>To build a winning team for developing and maintaining a successful User-centric EA program, there are 7 key positions:
- Chief Enterprise Architect (CEA)—The CEA is the executive responsible for leading the enterprise architecture program; the CEA has the vision and the ability to communicate and execute on that vision.
- Requirements Manager—The requirements manager is the individual who is responsible for understanding the users’ requirements for EA information, planning, and governance.
- Solutions Manager—The solutions manager is responsible for developing EA products and services to fulfill (superbly) the requirements of the end-users.
- Configuration Manager—The configuration manager maintains the relevancy of the EA products by ensuring they remain current, accurate, and complete.

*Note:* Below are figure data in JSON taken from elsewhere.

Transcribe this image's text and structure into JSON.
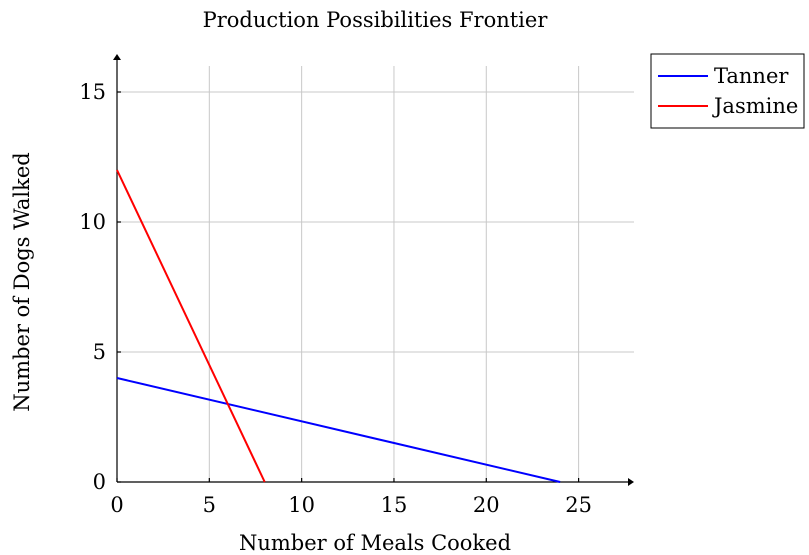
{
  "chart_data": {
    "type": "line",
    "title": "Production Possibilities Frontier",
    "xlabel": "Number of Meals Cooked",
    "ylabel": "Number of Dogs Walked",
    "xlim": [
      0,
      28
    ],
    "ylim": [
      0,
      16
    ],
    "xticks": [
      0,
      5,
      10,
      15,
      20,
      25
    ],
    "yticks": [
      0,
      5,
      10,
      15
    ],
    "grid": true,
    "legend_position": "outside-top-right",
    "series": [
      {
        "name": "Tanner",
        "color": "#0000ff",
        "x": [
          0,
          24
        ],
        "y": [
          4,
          0
        ]
      },
      {
        "name": "Jasmine",
        "color": "#ff0000",
        "x": [
          0,
          8
        ],
        "y": [
          12,
          0
        ]
      }
    ]
  }
}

- Communications Manager—The communications manager markets and communicates all EA products and services, and is responsible for end-user training and outreach.

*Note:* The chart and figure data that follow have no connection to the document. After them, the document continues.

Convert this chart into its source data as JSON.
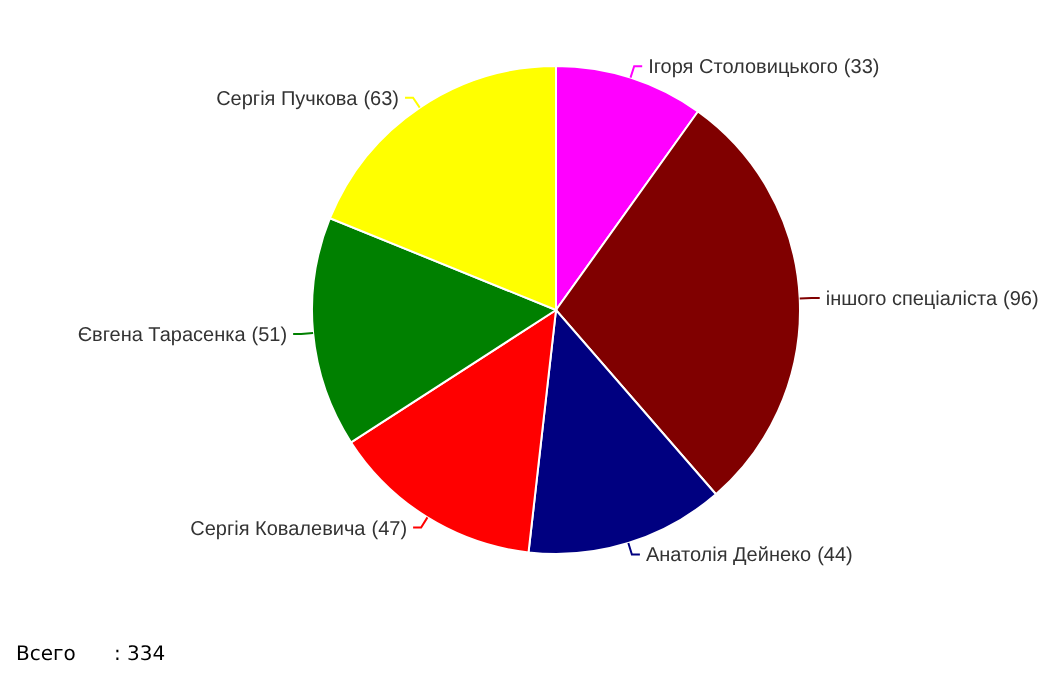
{
  "chart_data": {
    "type": "pie",
    "categories": [
      "Ігоря Столовицького",
      "іншого спеціаліста",
      "Анатолія Дейнеко",
      "Сергія Ковалевича",
      "Євгена Тарасенка",
      "Сергія Пучкова"
    ],
    "values": [
      33,
      96,
      44,
      47,
      51,
      63
    ],
    "colors": [
      "#ff00ff",
      "#800000",
      "#000080",
      "#ff0000",
      "#008000",
      "#ffff00"
    ],
    "value_labels": [
      "(33)",
      "(96)",
      "(44)",
      "(47)",
      "(51)",
      "(63)"
    ],
    "annotations": [
      "Всего      : 334"
    ]
  }
}
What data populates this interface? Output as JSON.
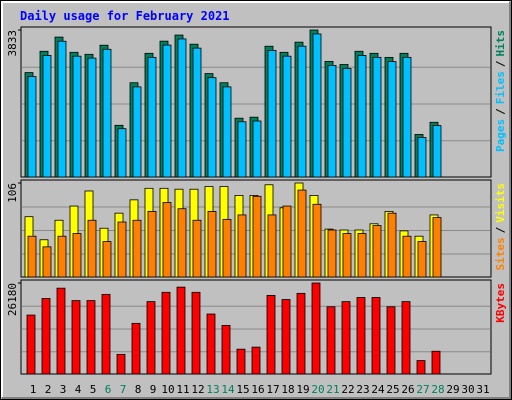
{
  "chart_data": {
    "type": "bar",
    "title": "Daily usage for February 2021",
    "categories": [
      "1",
      "2",
      "3",
      "4",
      "5",
      "6",
      "7",
      "8",
      "9",
      "10",
      "11",
      "12",
      "13",
      "14",
      "15",
      "16",
      "17",
      "18",
      "19",
      "20",
      "21",
      "22",
      "23",
      "24",
      "25",
      "26",
      "27",
      "28",
      "29",
      "30",
      "31"
    ],
    "category_colors": [
      "#000000",
      "#000000",
      "#000000",
      "#000000",
      "#000000",
      "#00805c",
      "#00805c",
      "#000000",
      "#000000",
      "#000000",
      "#000000",
      "#000000",
      "#00805c",
      "#00805c",
      "#000000",
      "#000000",
      "#000000",
      "#000000",
      "#000000",
      "#00805c",
      "#00805c",
      "#000000",
      "#000000",
      "#000000",
      "#000000",
      "#000000",
      "#00805c",
      "#00805c",
      "#000000",
      "#000000",
      "#000000"
    ],
    "separator": "/",
    "panels": [
      {
        "ylim": [
          0,
          3833
        ],
        "yticks": [
          3833
        ],
        "extra_legend": {
          "name": "Pages",
          "color": "#00c0ff"
        },
        "series": [
          {
            "name": "Hits",
            "color": "#00805c",
            "values": [
              2723,
              3278,
              3648,
              3251,
              3199,
              3436,
              1348,
              2458,
              3225,
              3542,
              3701,
              3463,
              2696,
              2458,
              1533,
              1560,
              3410,
              3251,
              3516,
              3833,
              3014,
              2934,
              3278,
              3225,
              3119,
              3225,
              1110,
              1427,
              null,
              null,
              null
            ]
          },
          {
            "name": "Files",
            "color": "#00c0ff",
            "values": [
              2620,
              3170,
              3540,
              3150,
              3100,
              3330,
              1260,
              2350,
              3120,
              3440,
              3600,
              3360,
              2590,
              2350,
              1440,
              1460,
              3300,
              3150,
              3410,
              3730,
              2910,
              2830,
              3170,
              3120,
              3010,
              3120,
              1030,
              1340,
              null,
              null,
              null
            ]
          }
        ]
      },
      {
        "ylim": [
          0,
          106
        ],
        "yticks": [
          106
        ],
        "series": [
          {
            "name": "Visits",
            "color": "#ffff00",
            "values": [
              68,
              42,
              64,
              80,
              97,
              55,
              72,
              87,
              100,
              100,
              99,
              99,
              102,
              102,
              92,
              92,
              104,
              78,
              106,
              92,
              54,
              53,
              53,
              60,
              74,
              52,
              46,
              70,
              null,
              null,
              null
            ]
          },
          {
            "name": "Sites",
            "color": "#ff8000",
            "values": [
              46,
              34,
              46,
              49,
              64,
              40,
              62,
              64,
              74,
              84,
              77,
              64,
              74,
              65,
              70,
              91,
              70,
              80,
              98,
              82,
              53,
              49,
              49,
              58,
              72,
              46,
              40,
              67,
              null,
              null,
              null
            ]
          }
        ]
      },
      {
        "ylim": [
          0,
          26180
        ],
        "yticks": [
          26180
        ],
        "series": [
          {
            "name": "KBytes",
            "color": "#ff0000",
            "values": [
              16958,
              21718,
              24693,
              21123,
              21123,
              22908,
              5653,
              14578,
              20825,
              23503,
              24990,
              23503,
              17255,
              13983,
              7140,
              7735,
              22610,
              21420,
              23205,
              26180,
              19338,
              20825,
              22015,
              22015,
              19338,
              20825,
              3868,
              6545,
              null,
              null,
              null
            ]
          }
        ]
      }
    ]
  }
}
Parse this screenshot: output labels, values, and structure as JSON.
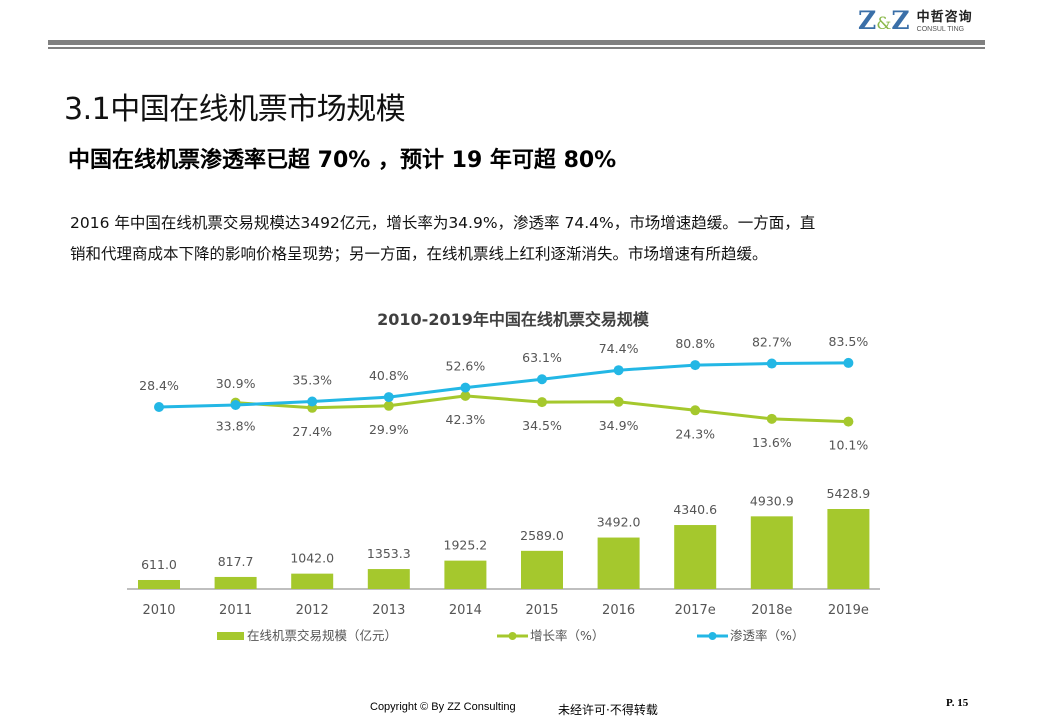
{
  "header": {
    "logo_mark": "Z&Z",
    "logo_cn": "中哲咨询",
    "logo_en": "CONSUL TING"
  },
  "section_title": "3.1中国在线机票市场规模",
  "headline": "中国在线机票渗透率已超 70% ，预计 19 年可超 80%",
  "body": {
    "line1": "2016 年中国在线机票交易规模达3492亿元，增长率为34.9%，渗透率 74.4%，市场增速趋缓。一方面，直",
    "line2": "销和代理商成本下降的影响价格呈现势；另一方面，在线机票线上红利逐渐消失。市场增速有所趋缓。"
  },
  "colors": {
    "bar": "#a5c82d",
    "growth_line": "#a5c82d",
    "penetration_line": "#23b7e5",
    "axis": "#999999",
    "label": "#555555",
    "title": "#404040"
  },
  "chart_data": {
    "type": "bar+line",
    "title": "2010-2019年中国在线机票交易规模",
    "categories": [
      "2010",
      "2011",
      "2012",
      "2013",
      "2014",
      "2015",
      "2016",
      "2017e",
      "2018e",
      "2019e"
    ],
    "series": [
      {
        "name": "在线机票交易规模（亿元）",
        "type": "bar",
        "values": [
          611.0,
          817.7,
          1042.0,
          1353.3,
          1925.2,
          2589.0,
          3492.0,
          4340.6,
          4930.9,
          5428.9
        ],
        "labels": [
          "611.0",
          "817.7",
          "1042.0",
          "1353.3",
          "1925.2",
          "2589.0",
          "3492.0",
          "4340.6",
          "4930.9",
          "5428.9"
        ]
      },
      {
        "name": "增长率（%）",
        "type": "line",
        "values": [
          null,
          33.8,
          27.4,
          29.9,
          42.3,
          34.5,
          34.9,
          24.3,
          13.6,
          10.1
        ],
        "labels": [
          null,
          "33.8%",
          "27.4%",
          "29.9%",
          "42.3%",
          "34.5%",
          "34.9%",
          "24.3%",
          "13.6%",
          "10.1%"
        ]
      },
      {
        "name": "渗透率（%）",
        "type": "line",
        "values": [
          28.4,
          30.9,
          35.3,
          40.8,
          52.6,
          63.1,
          74.4,
          80.8,
          82.7,
          83.5
        ],
        "labels": [
          "28.4%",
          "30.9%",
          "35.3%",
          "40.8%",
          "52.6%",
          "63.1%",
          "74.4%",
          "80.8%",
          "82.7%",
          "83.5%"
        ]
      }
    ],
    "xlabel": "",
    "ylabel": "",
    "grid": false,
    "legend_position": "bottom"
  },
  "footer": {
    "copyright": "Copyright © By  ZZ Consulting",
    "notice": "未经许可·不得转载",
    "page": "P. 15"
  }
}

- Technical Writer—The technical writer produces EA product textual content for all EA communications media (such as the website, printed handbook, policy, practices, and so on)
- Graphic Designer—The graphic designer creates innovative visual and graphics displays for EA products, especially profiles (high-level, strategic views of the EA) and models (mid-level EA views that show relationships of processes, information flows, and system interoperability.
Of course, there are many others on the EA team that contribute to its success, including all the architects, analysts, planners, and data specialists.
Together, the 7 key positions and various specialists develop the organization’s User-centric EA and focus on helping the organization execute its mission and generating value to the enterprise through information, planning, and governance.